I’ve said this before but, we don’t belong here, not really.
For some reason, I not sure how, we ended up on this street, in this town. A place we sometimes like to call Vanillaville. Sometimes we call it Stepford.
We like to give it those names because really, only white people live here. And they’re all the same age and have the same number of kids and the same Lexus SUV with the little, white, silhouette decals of their family and their pets on their rear windshields.
Most of them have McCain/Palin stickers.
And they all seem to have the same kind of unconscious awareness. They robotically careen their Lexus’ around the wide avenues at high rates of speed, oblivious to anything around them, desperate to fill a prescription before the soccer game ends.
Some have cell phones which have actually merged cellularly with the subcutaneous tissue just under their scalp and will eventually have to be surgically removed, when their plans expire.
Freud would have a field day here.
We call this place Vanillaville and we call it’s residents oblivioids.
But one thing that the oblivioids of Vanillaville do well is Christmas.
The above photo is not the best representation of Vanillaville’s holiday zeal, it’s just one that I like and was taken directly across the street from my house on what could arguably be called Candy Cane Lane.
Driving around this town during Christmastime it’s hard to tell if it’s night or day. You don’t have to turn on your headlights and you may even reach for your sunglasses on some streets.
There are entire neighborhoods that you know, it’s really a competition. It’s a competition to see who can drain the power grid in Los Angeles County the fastest. Sometimes neighbors even join forces creating Christmas light block parties by stringing lights across the street from one house to the other, sharing the electric bill and showing up the Jones’ down the street.
They put huge Christmas trees at the end of the block complete with lights, ornaments and even presents. You actually have to drive over the extension cords to get around them.
It’s all really, quite, beautiful.
People decorate their houses with every imaginable kind of spangle and ornamentation.
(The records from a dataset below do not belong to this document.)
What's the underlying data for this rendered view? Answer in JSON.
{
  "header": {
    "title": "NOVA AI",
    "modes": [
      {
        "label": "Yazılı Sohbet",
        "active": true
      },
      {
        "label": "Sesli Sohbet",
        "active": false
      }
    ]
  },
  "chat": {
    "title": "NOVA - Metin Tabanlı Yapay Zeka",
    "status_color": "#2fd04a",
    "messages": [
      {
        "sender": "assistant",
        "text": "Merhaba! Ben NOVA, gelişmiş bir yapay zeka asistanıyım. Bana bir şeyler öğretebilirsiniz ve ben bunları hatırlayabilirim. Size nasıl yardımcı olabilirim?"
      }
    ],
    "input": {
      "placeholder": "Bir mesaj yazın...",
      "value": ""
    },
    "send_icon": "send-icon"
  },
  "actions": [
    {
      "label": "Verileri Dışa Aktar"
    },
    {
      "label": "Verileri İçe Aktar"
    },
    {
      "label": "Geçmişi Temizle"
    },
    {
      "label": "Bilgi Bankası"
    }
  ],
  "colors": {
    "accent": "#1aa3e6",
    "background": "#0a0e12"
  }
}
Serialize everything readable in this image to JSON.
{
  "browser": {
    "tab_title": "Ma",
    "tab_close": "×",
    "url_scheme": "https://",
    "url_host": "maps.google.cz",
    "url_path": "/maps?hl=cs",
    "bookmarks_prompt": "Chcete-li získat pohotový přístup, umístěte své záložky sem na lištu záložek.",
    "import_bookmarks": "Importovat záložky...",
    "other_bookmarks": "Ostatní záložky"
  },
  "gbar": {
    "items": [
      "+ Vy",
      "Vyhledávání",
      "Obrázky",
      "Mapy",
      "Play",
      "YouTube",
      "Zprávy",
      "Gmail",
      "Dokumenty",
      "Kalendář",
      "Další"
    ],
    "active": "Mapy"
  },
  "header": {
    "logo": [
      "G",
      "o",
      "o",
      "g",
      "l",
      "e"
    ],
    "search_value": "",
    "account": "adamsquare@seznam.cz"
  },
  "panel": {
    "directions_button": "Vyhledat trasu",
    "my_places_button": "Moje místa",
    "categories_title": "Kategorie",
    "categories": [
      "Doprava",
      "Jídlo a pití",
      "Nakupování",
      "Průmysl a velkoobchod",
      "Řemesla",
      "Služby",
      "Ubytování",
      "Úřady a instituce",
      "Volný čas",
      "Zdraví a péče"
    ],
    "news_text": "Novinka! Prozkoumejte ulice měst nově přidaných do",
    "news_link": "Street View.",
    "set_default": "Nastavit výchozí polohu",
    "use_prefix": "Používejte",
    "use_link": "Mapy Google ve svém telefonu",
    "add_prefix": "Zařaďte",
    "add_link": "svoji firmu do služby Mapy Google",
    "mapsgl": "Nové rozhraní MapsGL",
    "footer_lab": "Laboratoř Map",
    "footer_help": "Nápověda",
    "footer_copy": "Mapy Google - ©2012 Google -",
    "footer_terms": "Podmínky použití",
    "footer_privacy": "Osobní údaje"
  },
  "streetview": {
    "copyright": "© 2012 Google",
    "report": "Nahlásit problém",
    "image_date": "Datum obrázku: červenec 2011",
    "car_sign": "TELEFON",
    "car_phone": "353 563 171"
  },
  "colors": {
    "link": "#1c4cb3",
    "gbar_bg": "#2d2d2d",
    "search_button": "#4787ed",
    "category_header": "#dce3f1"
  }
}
Most houses have those lights hanging from the rain gutters that are supposed to look like icicles and white, wicker reindeer grazing on the lawn.
But the trend for the past few years in Vanillaville at Christmastime is inflatable snowmen and Santa Clauses.
In addition to icicles and wicker reindeer my neighbor has both inflatable snowmen and an inflatable Santa Claus. One of them, I’m not sure which, actually has a motion detector built into it that plays “White Christmas” sung off key and at a too-slow tempo by what sounds like a wino on his second bottle of Thunderbird, whenever a leaf blows past in the yard.
The singer puts emphasis on the wrong beats so it sounds like, “I’m dREEEEAMMing of a whIIIIIte ChrismAAAASS!”
And as for Linda and I, well we go more for the retro, minimalist look.
We have a single strand of the large, old-style, teardrop shaped lights that accent the roofline of the house.
That’s it. All one color. Red.
We love Christmas too but we really don’t belong here, not really.